Museu do Calçado apresenta
projeto Referências Brasileiras
Pesquisa do setor de componentes para calçados busca
novos materiais e identidade para o design nacional, através da cultura
popular e da arte erudita do Brasil. Protótipos estarão pela primeira
vez em exposição para o grande público.
O projeto Referências Brasileiras estará em
exposição no Museu Nacional do Calçado, em Novo Hamburgo, de 18 de
novembro a 3 de janeiro, na primeira mostra do programa fora do circuito
de feiras coureiro-calçadistas. Desenvolvido pela Assintecal (Associação
Brasileira de Empresas de Componentes para Couro, Calçado e Artefatos),
com recursos da FINEP (Financiadora de Estudos e Projetos do Ministério
da Ciência e Tecnologia), o projeto busca o desenvolvimento do design e
de novos materiais para a indústria calçadista brasileira, a partir de
referências culturais populares e eruditas do Brasil. Em três etapas já
realizadas, foram trabalhados materiais como pedrarias, rendas,
artesanato popular, arte indígena e elementos da cultura negra,
mesclados com o Modernismo, a Art Dèco e o Barroco, resultando em
protótipos que servem de fonte de pesquisa para designers, estilistas,
estudantes e empresários.
A exposição no Museu Nacional do Calçado - mantido pelo Centro
Universitário Feevale - tem por objetivo apresentar, através do projeto,
a evolução do setor calçadista em busca de um design brasileiro. "Nosso
complexo calçadista se conscientiza, cada vez mais, da necessidade de
buscar uma identidade própria que, ao mesmo tempo, seja capaz de atrair
o olhar do mercado internacional. Precisamos ter os nossos atrativos,
dentre uma série de atributos que compõem o padrão de exigência mundial,
mas só chegaremos plenamente a este estágio pesquisando aquilo que nos
diferencia dos demais, que é a nossa diversidade cultural", diz o vice-presidente
de Moda e Design da Assintecal, Milton Killing.

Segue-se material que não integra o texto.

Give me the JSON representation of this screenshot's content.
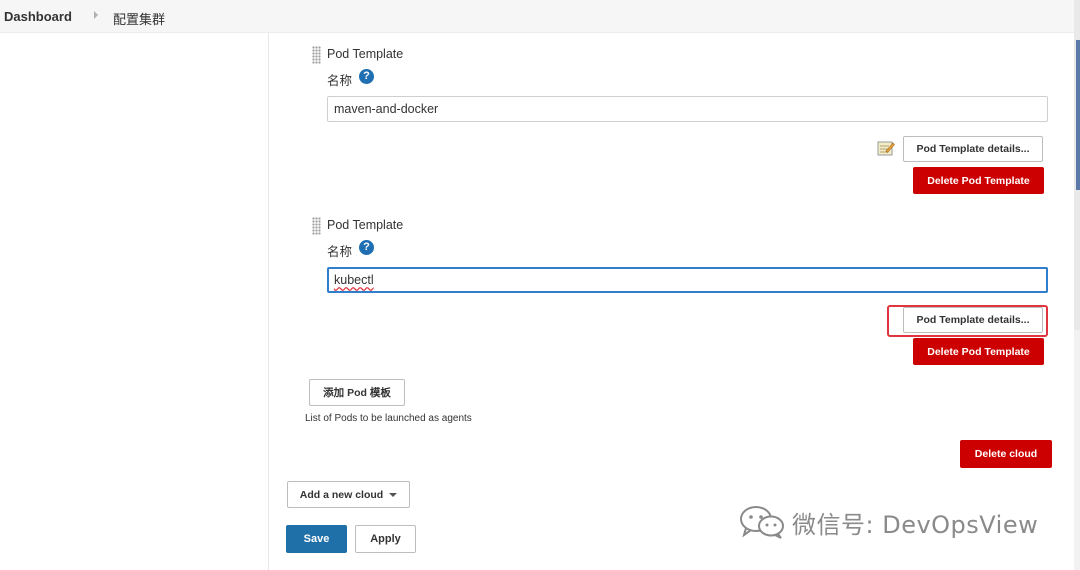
{
  "breadcrumb": {
    "root": "Dashboard",
    "current": "配置集群"
  },
  "pod_templates": [
    {
      "title": "Pod Template",
      "name_label": "名称",
      "help": "?",
      "name_value": "maven-and-docker",
      "details_button": "Pod Template details...",
      "delete_button": "Delete Pod Template"
    },
    {
      "title": "Pod Template",
      "name_label": "名称",
      "help": "?",
      "name_value": "kubectl",
      "details_button": "Pod Template details...",
      "delete_button": "Delete Pod Template"
    }
  ],
  "add_pod_template_button": "添加 Pod 模板",
  "pods_helper_text": "List of Pods to be launched as agents",
  "delete_cloud_button": "Delete cloud",
  "add_cloud_button": "Add a new cloud",
  "save_button": "Save",
  "apply_button": "Apply",
  "watermark": "微信号: DevOpsView",
  "colors": {
    "danger": "#cc0000",
    "primary": "#1f6fa8",
    "focus": "#2f7fcc",
    "highlight": "#e0353f"
  },
  "icons": [
    "drag-handle-icon",
    "help-icon",
    "notepad-icon",
    "chevron-down-icon",
    "wechat-icon"
  ]
}
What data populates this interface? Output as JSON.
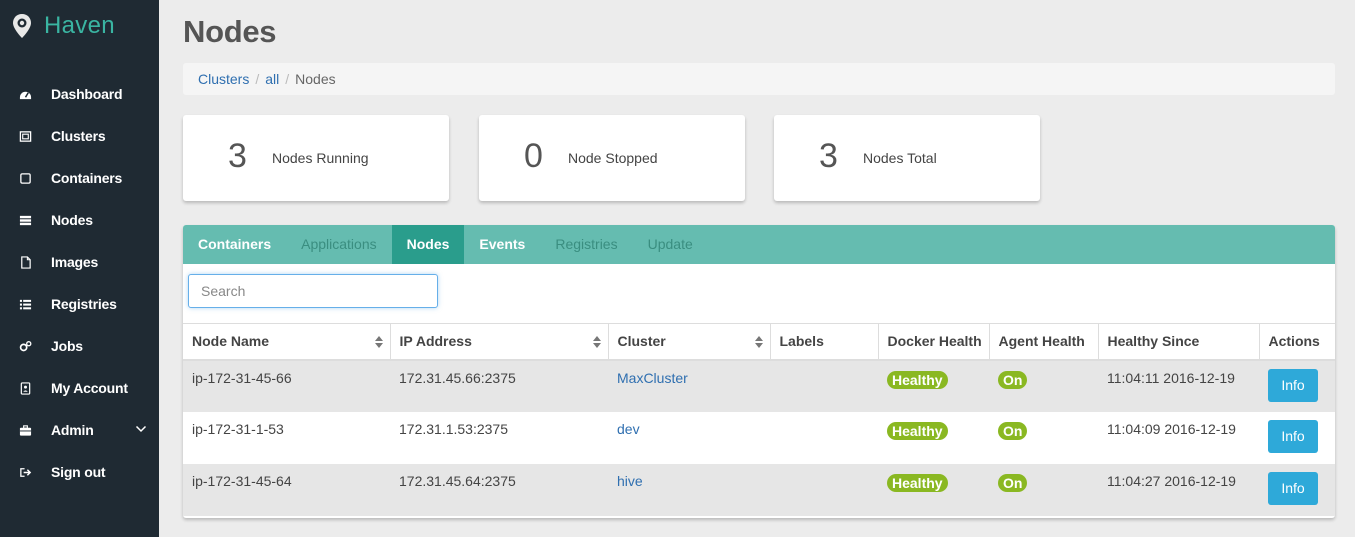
{
  "app": {
    "name": "Haven"
  },
  "sidebar": {
    "items": [
      {
        "label": "Dashboard",
        "icon": "dashboard-icon"
      },
      {
        "label": "Clusters",
        "icon": "clusters-icon"
      },
      {
        "label": "Containers",
        "icon": "containers-icon"
      },
      {
        "label": "Nodes",
        "icon": "nodes-icon"
      },
      {
        "label": "Images",
        "icon": "images-icon"
      },
      {
        "label": "Registries",
        "icon": "registries-icon"
      },
      {
        "label": "Jobs",
        "icon": "jobs-icon"
      },
      {
        "label": "My Account",
        "icon": "account-icon"
      },
      {
        "label": "Admin",
        "icon": "briefcase-icon"
      },
      {
        "label": "Sign out",
        "icon": "sign-out-icon"
      }
    ]
  },
  "page": {
    "title": "Nodes"
  },
  "breadcrumb": {
    "level1": "Clusters",
    "level2": "all",
    "current": "Nodes",
    "separator": "/"
  },
  "stats": [
    {
      "value": "3",
      "label": "Nodes Running"
    },
    {
      "value": "0",
      "label": "Node Stopped"
    },
    {
      "value": "3",
      "label": "Nodes Total"
    }
  ],
  "tabs": [
    {
      "label": "Containers",
      "state": "enabled"
    },
    {
      "label": "Applications",
      "state": "muted"
    },
    {
      "label": "Nodes",
      "state": "active"
    },
    {
      "label": "Events",
      "state": "enabled"
    },
    {
      "label": "Registries",
      "state": "muted"
    },
    {
      "label": "Update",
      "state": "muted"
    }
  ],
  "search": {
    "placeholder": "Search",
    "value": ""
  },
  "table": {
    "headers": {
      "node_name": "Node Name",
      "ip_address": "IP Address",
      "cluster": "Cluster",
      "labels": "Labels",
      "docker_health": "Docker Health",
      "agent_health": "Agent Health",
      "healthy_since": "Healthy Since",
      "actions": "Actions"
    },
    "rows": [
      {
        "node_name": "ip-172-31-45-66",
        "ip_address": "172.31.45.66:2375",
        "cluster": "MaxCluster",
        "labels": "",
        "docker_health": "Healthy",
        "agent_health": "On",
        "healthy_since": "11:04:11 2016-12-19",
        "action": "Info"
      },
      {
        "node_name": "ip-172-31-1-53",
        "ip_address": "172.31.1.53:2375",
        "cluster": "dev",
        "labels": "",
        "docker_health": "Healthy",
        "agent_health": "On",
        "healthy_since": "11:04:09 2016-12-19",
        "action": "Info"
      },
      {
        "node_name": "ip-172-31-45-64",
        "ip_address": "172.31.45.64:2375",
        "cluster": "hive",
        "labels": "",
        "docker_health": "Healthy",
        "agent_health": "On",
        "healthy_since": "11:04:27 2016-12-19",
        "action": "Info"
      }
    ]
  },
  "colors": {
    "sidebar_bg": "#1f2a33",
    "brand": "#3ab5a2",
    "tab_bar": "#65bcb0",
    "tab_active": "#2a9d8c",
    "badge_green": "#8ab822",
    "info_button": "#2ea9d9",
    "link": "#2f6fb0"
  }
}
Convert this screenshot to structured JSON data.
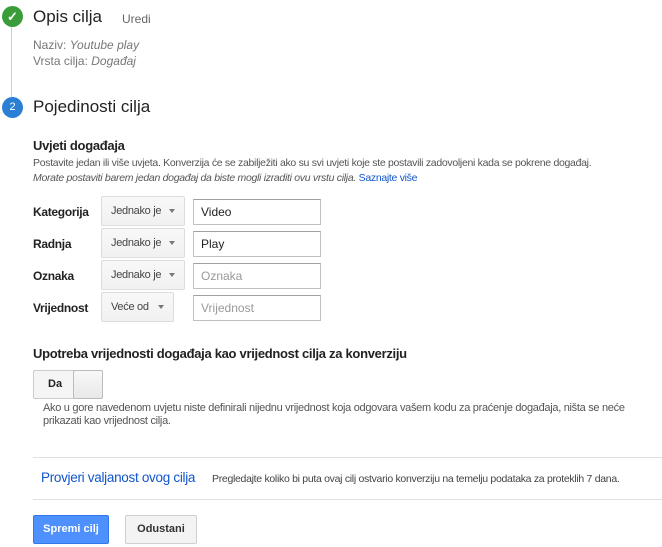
{
  "step1": {
    "number": "✓",
    "title": "Opis cilja",
    "edit": "Uredi",
    "name_label": "Naziv:",
    "name_value": "Youtube play",
    "type_label": "Vrsta cilja:",
    "type_value": "Događaj"
  },
  "step2": {
    "number": "2",
    "title": "Pojedinosti cilja"
  },
  "conditions": {
    "heading": "Uvjeti događaja",
    "description": "Postavite jedan ili više uvjeta. Konverzija će se zabilježiti ako su svi uvjeti koje ste postavili zadovoljeni kada se pokrene događaj.",
    "note": "Morate postaviti barem jedan događaj da biste mogli izraditi ovu vrstu cilja.",
    "learn_more": "Saznajte više",
    "rows": [
      {
        "label": "Kategorija",
        "operator": "Jednako je",
        "value": "Video",
        "placeholder": ""
      },
      {
        "label": "Radnja",
        "operator": "Jednako je",
        "value": "Play",
        "placeholder": ""
      },
      {
        "label": "Oznaka",
        "operator": "Jednako je",
        "value": "",
        "placeholder": "Oznaka"
      },
      {
        "label": "Vrijednost",
        "operator": "Veće od",
        "value": "",
        "placeholder": "Vrijednost"
      }
    ]
  },
  "value_section": {
    "heading": "Upotreba vrijednosti događaja kao vrijednost cilja za konverziju",
    "toggle_label": "Da",
    "toggle_on": true,
    "note_line1": "Ako u gore navedenom uvjetu niste definirali nijednu vrijednost koja odgovara vašem kodu za praćenje događaja, ništa se neće",
    "note_line2": "prikazati kao vrijednost cilja."
  },
  "verify": {
    "link": "Provjeri valjanost ovog cilja",
    "description": "Pregledajte koliko bi puta ovaj cilj ostvario konverziju na temelju podataka za proteklih 7 dana."
  },
  "actions": {
    "save": "Spremi cilj",
    "cancel": "Odustani"
  },
  "colors": {
    "accent": "#4d90fe",
    "link": "#15c",
    "success": "#3a9d3a",
    "step": "#2a7fd4"
  }
}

O projeto terá, ao todo, cinco etapas. Três já foram desenvolvidas, com
materiais desenvolvidos por empresas de componentes associadas da
Assintecal, e estarão em exposição:
- Artesanato e Mobiliário Modernista - Os consultores da Assintecal
identificaram, em 10 pólos calçadistas de todo o país, materiais
tipicamente brasileiros, como pedras, rendas, sabugo de milho e favos de
bombachas (detalhes tradicionais da roupa típica gaúcha). O artesanato
inspirou a criação dos cabedais (parte de cima do calçado). Já os
solados foram desenhados a partir do mobiliário Modernista, com
referências a mesas, cadeiras e outros objetos desenvolvidos dentro
deste conceito de design. Toda a coleção, lançada em outubro de 2003,
utiliza couro e madeira.
- Arte Indígena e Art Déco - Ao longo de dois meses, foram pesquisados
materiais típicos de tribos indígenas do Norte e do Sul do Brasil, como
ossos de tatu, dentes de boto e de macaco, penas de pomo de tucano,
jarina (marfim vegetal da Amazônia), palha de buriti, cipó imbé e embira.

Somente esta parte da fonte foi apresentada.